Aussie renewable installs reach all-time high

Australia’s Clean Energy Regulator has released their annual renewables report, confirming the nation’s highest ever installations and the world’s greatest per-capita capacity increase. We look through the highlights, what they’re neglecting to mention, and what this means for Aussie EVs today on the JET Charge blog.

Broken Hill Solar

Leading the pack

The national Clean Energy Regulator released their annual Renewable Energy Target report last week with a resounding positive tone. It comes only a few months after energy analysis firm RepuTex came out with their own report predicting 52% renewable generation by 2030.

The CER estimates Australia will generate 40,000 gigawatt hours thanks to target-backed large-scale renewables projects in 2020. Achieving this will be a win for the policy and CER, well above the 33,000 GWh demanded by the Renewable Energy Target amended in 2015.

The report also makes clear just how significant the rate of new installations is, asserting that Australia is now deploying more renewables per capita than any other country on Earth — and not by a narrow margin.

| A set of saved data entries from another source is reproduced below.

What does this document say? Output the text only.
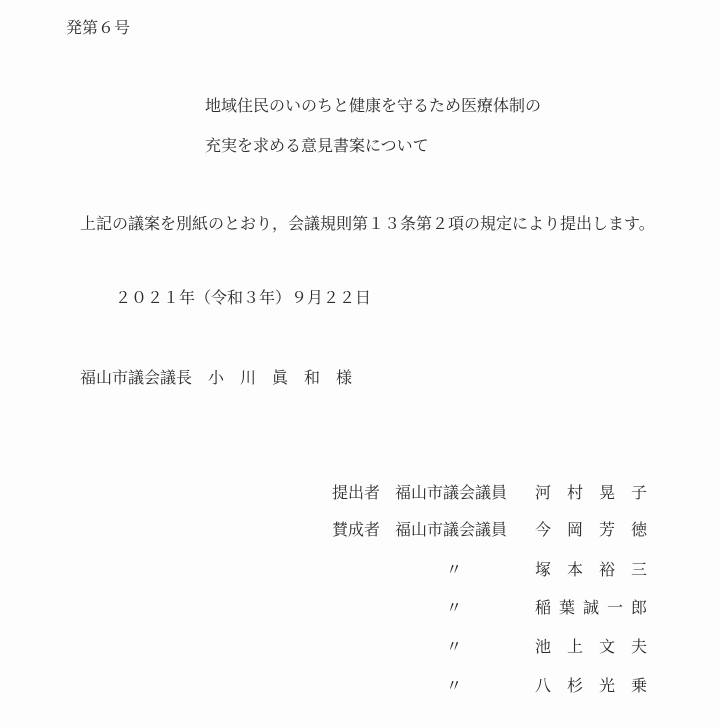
発第６号
地域住民のいのちと健康を守るため医療体制の
充実を求める意見書案について
上記の議案を別紙のとおり，会議規則第１３条第２項の規定により提出します。
２０２１年（令和３年）９月２２日
福山市議会議長　小　川　眞　和　様
提出者 福山市議会議員 河村晃子
賛成者 福山市議会議員 今岡芳徳
〃	塚本裕三
〃	稲葉誠一郎
〃	池上文夫
〃	八杉光乗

Global per capita renewables deployment rate 2018 — © Commonwealth of Australia (Clean Energy Regulator) 2019

Global per capita renewables deployment rate 2018 — © Commonwealth of Australia (Clean Energy Regulator) 2019

2017 was already a record year for renewables projects, with 1113 MW credited in that year. In 2018 we smashed that record, taking out the global top spot with 3455 MW in new projects.

All this new capacity has played a large role in lowering renewable energy certificate prices. Large-scale certificates, the government’s way of incentivising renewable investment, have halved in value since last year. 

But it’s not just the atmosphere that stands to benefit from renewable investment. CER report over 10,000 new jobs have been directly created in Queensland, Victoria, and NSW alone.

Other side of the coin

But it’s not all sunshine and rainbows for Aussie renewables — at least not yet. The Federal Energy Department reported total renewable generation at just under 19% of our total in 2018. This was a 25% increase from 2017 (15.2% renewable-sourced), but much less than global leaders.

The target-beating figures are also a little less impressive when we consider the original 41,000 GWh Renewable Energy Target laid out in 2010. The current target — 33,000 GWh — was amended in 2015 by the Coalition government. 

EV implications

But does this mean much for EV owners? Not really, except maybe for those collecting renewable energy certificates through rooftop solar. While large-scale certificate prices have been hit hard by increased generation, their small-scale counterparts have remained relatively steady in the face of ongoing investment. 

Most EV owners won’t notice much change in their power bill over time so long as current government policies hold. Although an increasing percentage of renewables will go a long way to silencing the “but Aussie power = coal” crowd that routinely decry EVs in the face of strong evidence to the contrary.

It might also play a role in remedying the grid concerns that occasionally surface in the anti-EV narrative. We’ve written before about the strategies that could combat EVs’ load cost, and greater renewable generation is one of the most straightforward going into the 2020s.

Solar powered homes have already shown their efficacy in reducing EVs’ grid load, and combined with the storage capacity promised by vehicle-to-grid technologies we could easily be seeing a boom for domestic power generation in the near future.

“Solar PV capacity in the Renewable Energy Target, 2011 to 2018”, and “Small-scale Renewable Energy Scheme capacity, 2011 to 2018” — © Commonwealth of Australia (Clean Energy Regulator) 2019

“Solar PV capacity in the Renewable Energy Target, 2011 to 2018”, and “Small-scale Renewable Energy Scheme capacity, 2011 to 2018” — © Commonwealth of Australia (Clean Energy Regulator) 2019

Businesses and homeowners are incentivised by the Renewable Energy Target scheme to create and sell certificates, and with panels paying for themselves in an average of 4 years the panels are becoming an increasingly valuable investment nationwide. Through state incentives, strategic EV charge-timing and high power demands, their ROI can be even shorter.

Altogether, while some of the figures are deceptively framed, the message of the CER’s report is a positive one. Australia is well on our way to building a renewable-sourced power network, and with ongoing public support we can ensure there are no more reductions in national targets going forward.